For these reasons, I have probably performed 30-40 BSSs over the last 2-3 years. Now, while my motivations for doing BSS may be somewhat unique among other parents, I believe the concept of BSS would be widely popular. As evidence of this, when I was doing BSS regularly for several months, other parents in the neighborhood started asking if their children could attend. Eventually, I had 5 or 6 kids on any given Saturday, which indicates that the interest might broader than just oddballs like me.

The popularity of BSS with my kids and others led to the problem that begs for a business solution. In essence, the time and effort required to come up with new and interesting experiments got to be too great. Yes, you can buy all kinds of science kits, but to create a regular activity based on one-off science kits, while ensuring a quality learning and fun family experience, continuity of concepts, no redundancy, etc., is a huge commitment that a working parent just can't provide.

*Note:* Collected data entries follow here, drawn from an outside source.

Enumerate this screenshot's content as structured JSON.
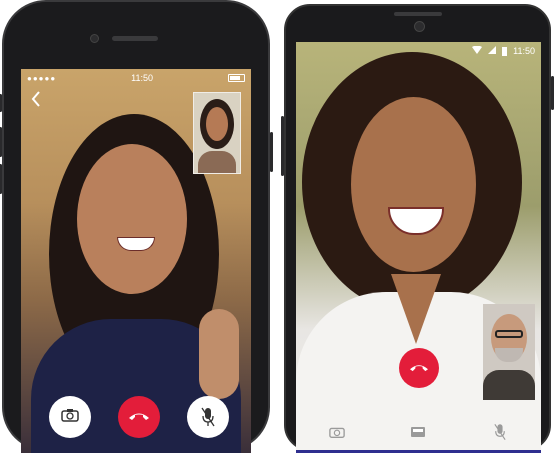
{
  "iphone": {
    "status": {
      "signal": "●●●●●",
      "time": "11:50"
    },
    "icons": {
      "back": "chevron-left-icon",
      "camera_switch": "camera-switch-icon",
      "end_call": "phone-hangup-icon",
      "mute": "mic-off-icon"
    },
    "colors": {
      "end_call": "#e31d3a",
      "button": "#ffffff"
    }
  },
  "android": {
    "status": {
      "time": "11:50"
    },
    "icons": {
      "end_call": "phone-hangup-icon",
      "camera_switch": "camera-switch-icon",
      "video_off": "video-off-icon",
      "mute": "mic-off-icon"
    },
    "colors": {
      "end_call": "#e31d3a",
      "nav": "#2f2f8f"
    }
  }
}
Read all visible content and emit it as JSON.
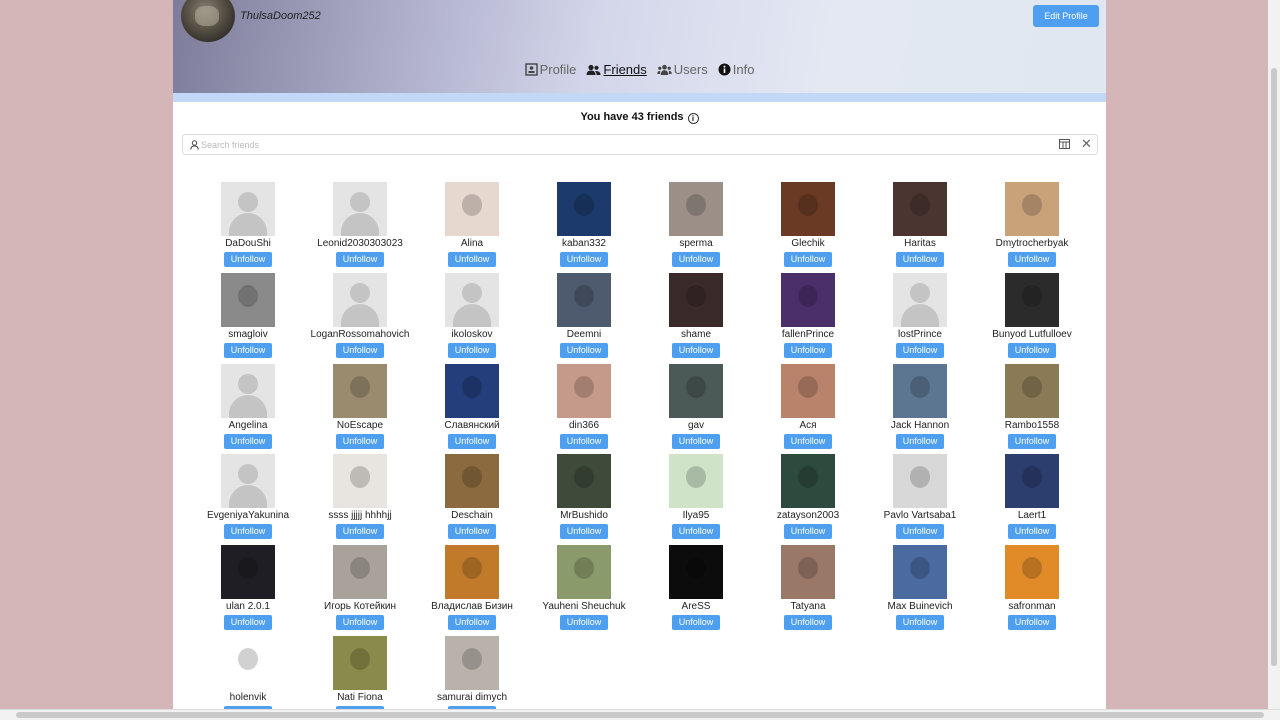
{
  "header": {
    "username": "ThulsaDoom252",
    "edit_button": "Edit Profile"
  },
  "nav": [
    {
      "label": "Profile",
      "icon": "profile-icon",
      "active": false
    },
    {
      "label": "Friends",
      "icon": "users-icon",
      "active": true
    },
    {
      "label": "Users",
      "icon": "users-group-icon",
      "active": false
    },
    {
      "label": "Info",
      "icon": "info-icon",
      "active": false
    }
  ],
  "friends": {
    "count_label": "You have 43 friends",
    "search_placeholder": "Search friends",
    "unfollow_label": "Unfollow",
    "list": [
      {
        "name": "DaDouShi",
        "avatar": "default"
      },
      {
        "name": "Leonid2030303023",
        "avatar": "default"
      },
      {
        "name": "Alina",
        "avatar": "#e6d7cf"
      },
      {
        "name": "kaban332",
        "avatar": "#1c3a6b"
      },
      {
        "name": "sperma",
        "avatar": "#9c8f88"
      },
      {
        "name": "Glechik",
        "avatar": "#6b3a24"
      },
      {
        "name": "Haritas",
        "avatar": "#4a3530"
      },
      {
        "name": "Dmytrocherbyak",
        "avatar": "#c9a27a"
      },
      {
        "name": "smagloiv",
        "avatar": "#8a8a8a"
      },
      {
        "name": "LoganRossomahovich",
        "avatar": "default"
      },
      {
        "name": "ikoloskov",
        "avatar": "default"
      },
      {
        "name": "Deemni",
        "avatar": "#4e5a6e"
      },
      {
        "name": "shame",
        "avatar": "#3b2a2a"
      },
      {
        "name": "fallenPrince",
        "avatar": "#4b2f6b"
      },
      {
        "name": "lostPrince",
        "avatar": "default"
      },
      {
        "name": "Bunyod Lutfulloev",
        "avatar": "#2b2b2b"
      },
      {
        "name": "Angelina",
        "avatar": "default"
      },
      {
        "name": "NoEscape",
        "avatar": "#9a8a6e"
      },
      {
        "name": "Славянский",
        "avatar": "#233e7a"
      },
      {
        "name": "din366",
        "avatar": "#c69a8a"
      },
      {
        "name": "gav",
        "avatar": "#4b5a56"
      },
      {
        "name": "Ася",
        "avatar": "#b8826b"
      },
      {
        "name": "Jack Hannon",
        "avatar": "#5c7590"
      },
      {
        "name": "Rambo1558",
        "avatar": "#8a7a56"
      },
      {
        "name": "EvgeniyaYakunina",
        "avatar": "default"
      },
      {
        "name": "ssss jjjjj hhhhjj",
        "avatar": "#e8e4e0"
      },
      {
        "name": "Deschain",
        "avatar": "#8a6a3e"
      },
      {
        "name": "MrBushido",
        "avatar": "#3e4a3a"
      },
      {
        "name": "Ilya95",
        "avatar": "#cfe3c8"
      },
      {
        "name": "zatayson2003",
        "avatar": "#2c4a3e"
      },
      {
        "name": "Pavlo Vartsaba1",
        "avatar": "#d8d8d8"
      },
      {
        "name": "Laert1",
        "avatar": "#2c3e6e"
      },
      {
        "name": "ulan 2.0.1",
        "avatar": "#1e1e24"
      },
      {
        "name": "Игорь Котейкин",
        "avatar": "#a8a29a"
      },
      {
        "name": "Владислав Бизин",
        "avatar": "#c07a2a"
      },
      {
        "name": "Yauheni Sheuchuk",
        "avatar": "#8a9a6a"
      },
      {
        "name": "AreSS",
        "avatar": "#0c0c0c"
      },
      {
        "name": "Tatyana",
        "avatar": "#9a7868"
      },
      {
        "name": "Max Buinevich",
        "avatar": "#4a6aa0"
      },
      {
        "name": "safronman",
        "avatar": "#e08a28"
      },
      {
        "name": "holenvik",
        "avatar": "#ffffff"
      },
      {
        "name": "Nati Fiona",
        "avatar": "#8a8a4a"
      },
      {
        "name": "samurai dimych",
        "avatar": "#b8b2aa"
      }
    ]
  }
}
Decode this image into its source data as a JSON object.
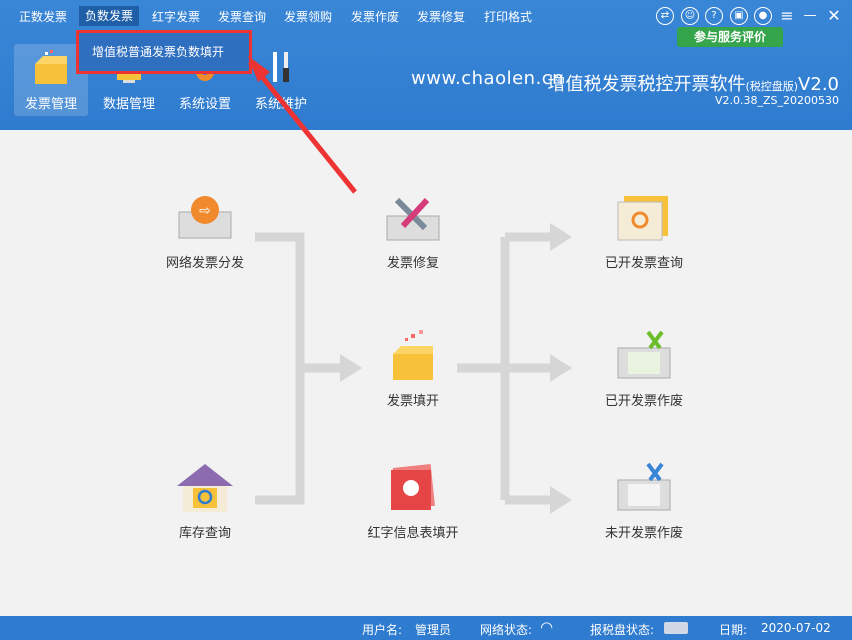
{
  "menu": [
    "正数发票",
    "负数发票",
    "红字发票",
    "发票查询",
    "发票领购",
    "发票作废",
    "发票修复",
    "打印格式"
  ],
  "dropdown_item": "增值税普通发票负数填开",
  "toolbar": [
    "发票管理",
    "数据管理",
    "系统设置",
    "系统维护"
  ],
  "site": "www.chaolen.cn",
  "app_title": "增值税发票税控开票软件",
  "app_edition": "(税控盘版)",
  "app_ver_short": "V2.0",
  "version": "V2.0.38_ZS_20200530",
  "eval_button": "参与服务评价",
  "nodes": {
    "net_distribute": "网络发票分发",
    "inventory": "库存查询",
    "repair": "发票修复",
    "fill": "发票填开",
    "red_info": "红字信息表填开",
    "issued_query": "已开发票查询",
    "issued_void": "已开发票作废",
    "unissued_void": "未开发票作废"
  },
  "status": {
    "user_label": "用户名:",
    "user": "管理员",
    "net_label": "网络状态:",
    "disk_label": "报税盘状态:",
    "date_label": "日期:",
    "date": "2020-07-02"
  }
}
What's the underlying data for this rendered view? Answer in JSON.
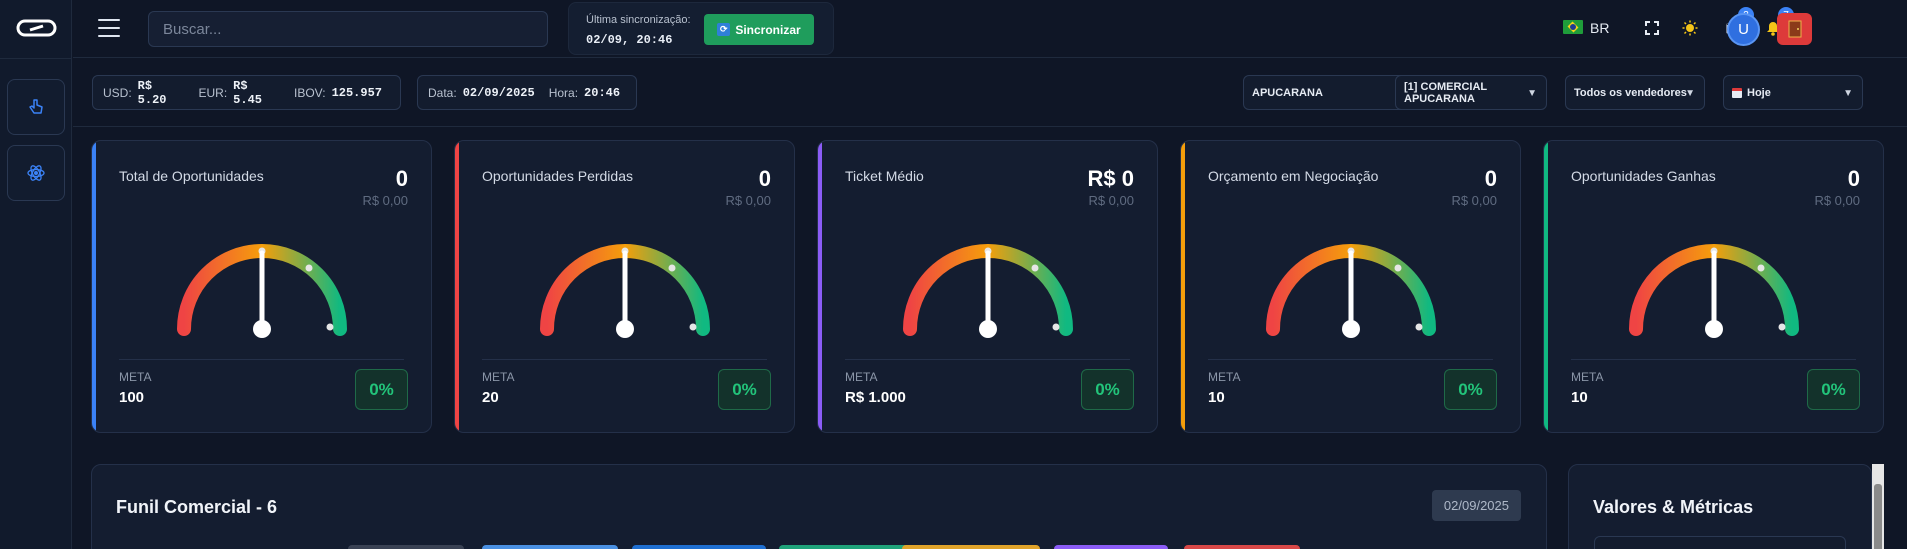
{
  "header": {
    "search_placeholder": "Buscar...",
    "sync_label": "Última sincronização:",
    "sync_time": "02/09, 20:46",
    "sync_button": "Sincronizar",
    "language": "BR",
    "messages_count": "3",
    "notifications_count": "7",
    "avatar_initial": "U"
  },
  "market": {
    "usd_label": "USD:",
    "usd_value": "R$ 5.20",
    "eur_label": "EUR:",
    "eur_value": "R$ 5.45",
    "ibov_label": "IBOV:",
    "ibov_value": "125.957"
  },
  "datetime": {
    "date_label": "Data:",
    "date_value": "02/09/2025",
    "time_label": "Hora:",
    "time_value": "20:46"
  },
  "filters": {
    "city": "APUCARANA",
    "store": "[1] COMERCIAL APUCARANA",
    "seller": "Todos os vendedores",
    "period": "Hoje"
  },
  "cards": [
    {
      "title": "Total de Oportunidades",
      "value": "0",
      "sub": "R$ 0,00",
      "meta_label": "META",
      "meta_value": "100",
      "percent": "0%",
      "accent": "#3b82f6"
    },
    {
      "title": "Oportunidades Perdidas",
      "value": "0",
      "sub": "R$ 0,00",
      "meta_label": "META",
      "meta_value": "20",
      "percent": "0%",
      "accent": "#ef4444"
    },
    {
      "title": "Ticket Médio",
      "value": "R$ 0",
      "sub": "R$ 0,00",
      "meta_label": "META",
      "meta_value": "R$ 1.000",
      "percent": "0%",
      "accent": "#8b5cf6"
    },
    {
      "title": "Orçamento em Negociação",
      "value": "0",
      "sub": "R$ 0,00",
      "meta_label": "META",
      "meta_value": "10",
      "percent": "0%",
      "accent": "#f59e0b"
    },
    {
      "title": "Oportunidades Ganhas",
      "value": "0",
      "sub": "R$ 0,00",
      "meta_label": "META",
      "meta_value": "10",
      "percent": "0%",
      "accent": "#10b981"
    }
  ],
  "funnel": {
    "title": "Funil Comercial - 6",
    "date": "02/09/2025",
    "stage_colors": [
      "#3a4254",
      "#4a90e2",
      "#1f6fd1",
      "#1fa37a",
      "#e0a32a",
      "#8b5cf6",
      "#d94848"
    ]
  },
  "metrics": {
    "title": "Valores & Métricas"
  },
  "colors": {
    "background": "#0f1626",
    "card": "#141d30",
    "success": "#22c47a",
    "sync_button": "#1f9d5c",
    "exit_button": "#dd3a3a"
  }
}
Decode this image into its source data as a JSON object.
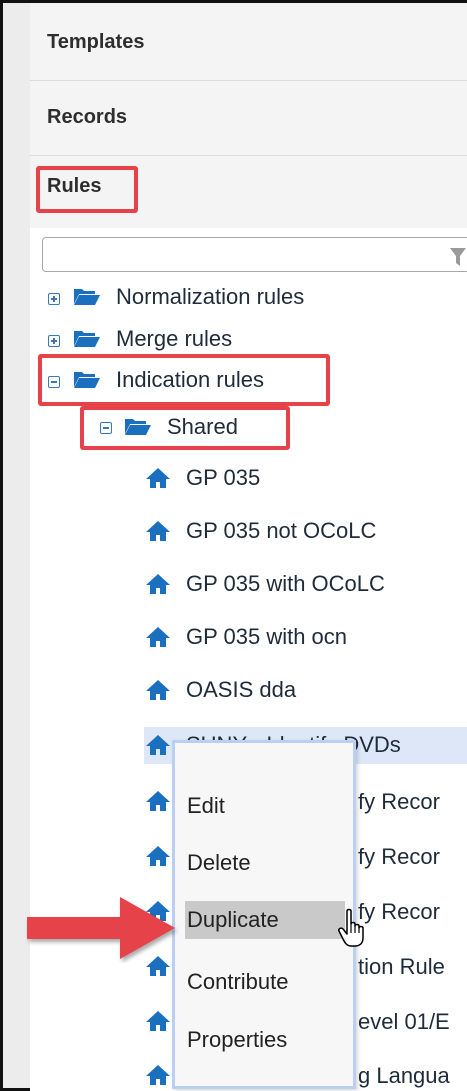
{
  "sections": {
    "templates": "Templates",
    "records": "Records",
    "rules": "Rules"
  },
  "filter": {
    "value": "",
    "placeholder": ""
  },
  "tree": {
    "normalization": "Normalization rules",
    "merge": "Merge rules",
    "indication": "Indication rules",
    "shared": "Shared",
    "rules": [
      "GP 035",
      "GP 035 not OCoLC",
      "GP 035 with OCoLC",
      "GP 035 with ocn",
      "OASIS dda",
      "SUNY - Identify DVDs"
    ],
    "partial": [
      "fy Recor",
      "fy Recor",
      "fy Recor",
      "tion Rule",
      "evel 01/E",
      "g Langua"
    ]
  },
  "context_menu": {
    "items": [
      "Edit",
      "Delete",
      "Duplicate",
      "Contribute",
      "Properties"
    ],
    "highlighted": "Duplicate"
  },
  "colors": {
    "annotation": "#e5424a",
    "icon_blue": "#1a6fbf",
    "selection": "#dde7f7"
  }
}
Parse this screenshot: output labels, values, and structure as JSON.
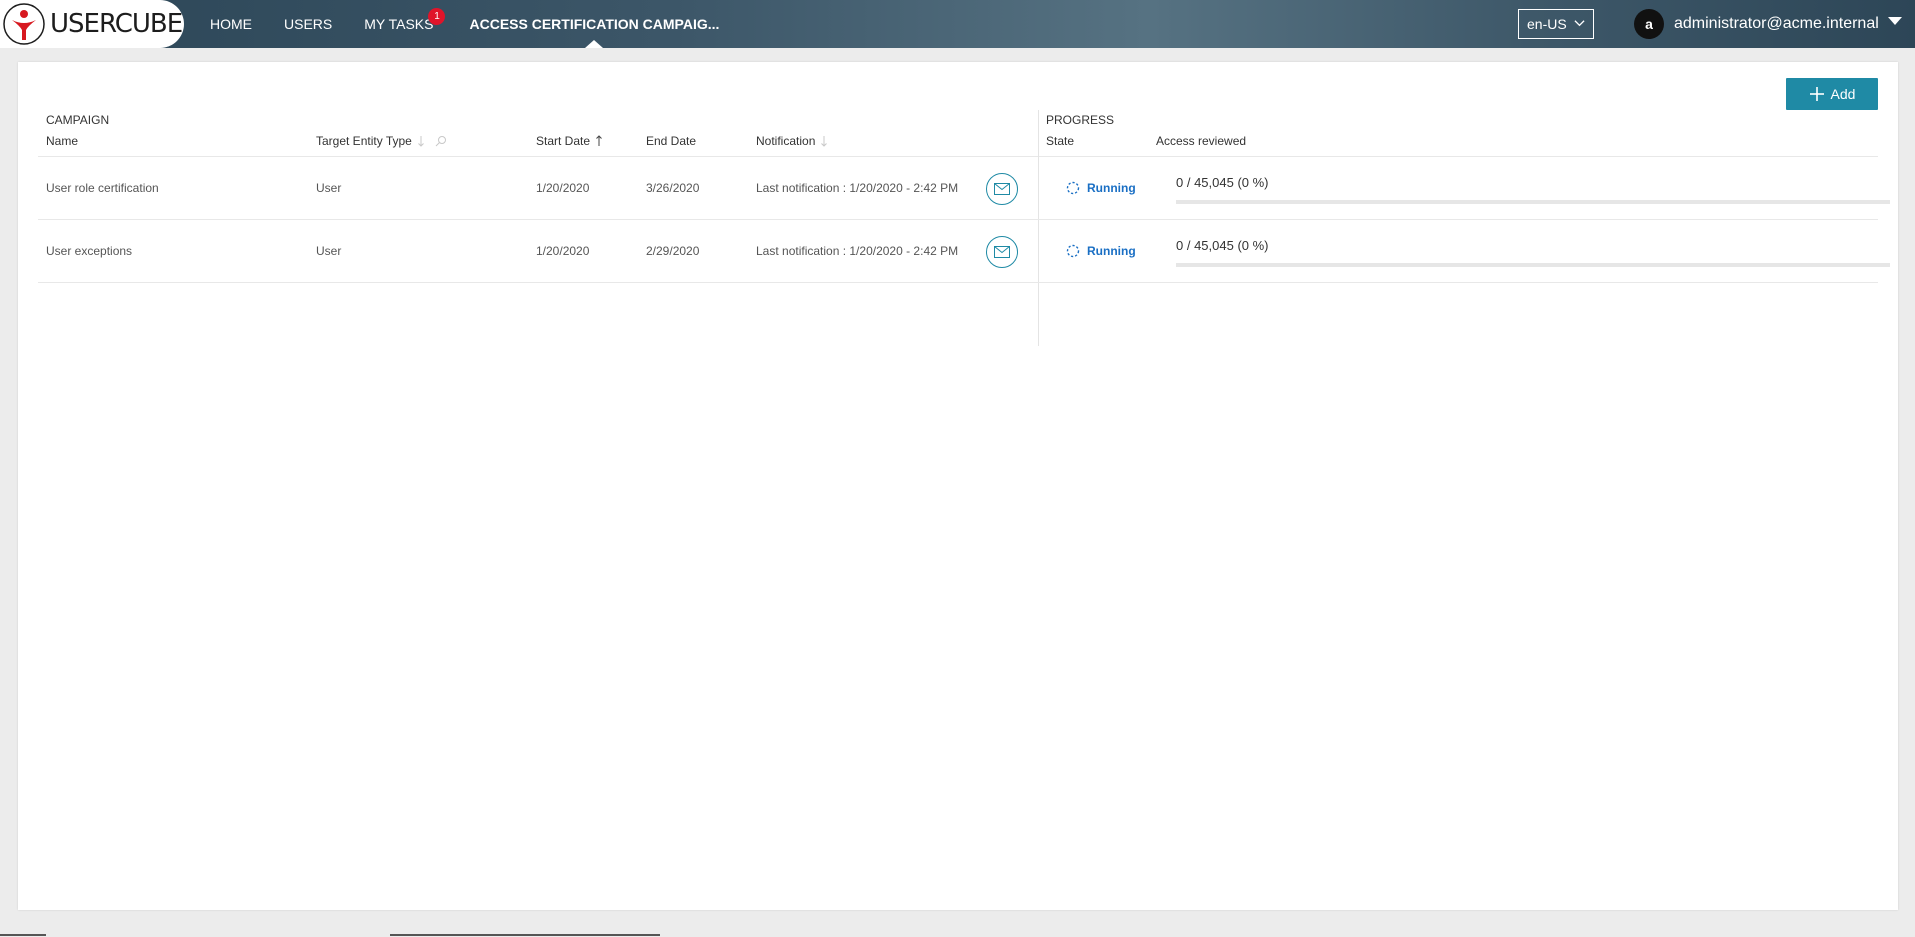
{
  "app": {
    "logo_text": "USERCUBE",
    "nav": [
      {
        "label": "HOME"
      },
      {
        "label": "USERS"
      },
      {
        "label": "MY TASKS",
        "badge": "1"
      },
      {
        "label": "ACCESS CERTIFICATION CAMPAIG..."
      }
    ],
    "active_nav": "ACCESS CERTIFICATION CAMPAIG...",
    "language": "en-US",
    "user": {
      "initial": "a",
      "name": "administrator@acme.internal"
    }
  },
  "toolbar": {
    "add_label": "Add"
  },
  "table": {
    "groups": {
      "campaign": "CAMPAIGN",
      "progress": "PROGRESS"
    },
    "columns": {
      "name": "Name",
      "target_entity_type": "Target Entity Type",
      "start_date": "Start Date",
      "end_date": "End Date",
      "notification": "Notification",
      "state": "State",
      "access_reviewed": "Access reviewed"
    },
    "sorted_column": "start_date",
    "sort_direction": "ascending",
    "rows": [
      {
        "name": "User role certification",
        "target_entity_type": "User",
        "start_date": "1/20/2020",
        "end_date": "3/26/2020",
        "notification": "Last notification : 1/20/2020 - 2:42 PM",
        "state": "Running",
        "access_reviewed": "0 / 45,045 (0 %)",
        "progress_fraction": 0
      },
      {
        "name": "User exceptions",
        "target_entity_type": "User",
        "start_date": "1/20/2020",
        "end_date": "2/29/2020",
        "notification": "Last notification : 1/20/2020 - 2:42 PM",
        "state": "Running",
        "access_reviewed": "0 / 45,045 (0 %)",
        "progress_fraction": 0
      }
    ]
  },
  "colors": {
    "accent": "#1f8aa5",
    "state_running": "#1a6fc4",
    "badge": "#e0142a",
    "header_bar": "#3c5668"
  },
  "icons": {
    "logo": "usercube-logo-icon",
    "language_chevron": "chevron-down-icon",
    "user_menu": "caret-down-icon",
    "add": "plus-icon",
    "sort": "sort-arrow-icon",
    "search": "search-icon",
    "notify": "mail-icon",
    "state": "spinner-icon"
  }
}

So, there's my long-winded reasoning for why a subscription science kit service makes sense. Here are the some aspects of the service:
  • Customers would purchase a subscription to receive an experiment kit, probably once every other week.
  • The kits would include all required materials (except for maybe common household materials, like baking soda), complete directions, an explanation of the science for the parent, and an explanation of the science for the child, including suggested follow-on questions or projects.
  • The kits would follow a logical progression, i.e. a curriculum, that is geared to the age of the child. For instance, when a customer subscribes, they provide their child's age, and they'll start receiving kits appropriate for that age. Over time, the kits would work through topics in physics, chemistry, plant biology, animal biology, etc.
The company (let's call it Big Science Saturday, Inc., or BSS for short) would not necessarily have to create the experiments itself. There are lots of quality science materials available, and BSS could work with these existing suppliers to make minor alterations to their kits to fit within the BSS program.

Alternatively, BSS could partner with someone like Discovery Science stores to provide another revenue stream. BSS may even be able to get some startup capital from educational grant money.

I recently blogged about Dragonfly Innovation, which is developing creativity kits and marketing them through multilevel marketing techniques. There may be a potential partnership there, as well.

So, there's my idea. Someone please do it, so I can be your first customer. You can even have the name Big Science Saturday. Just do it, please.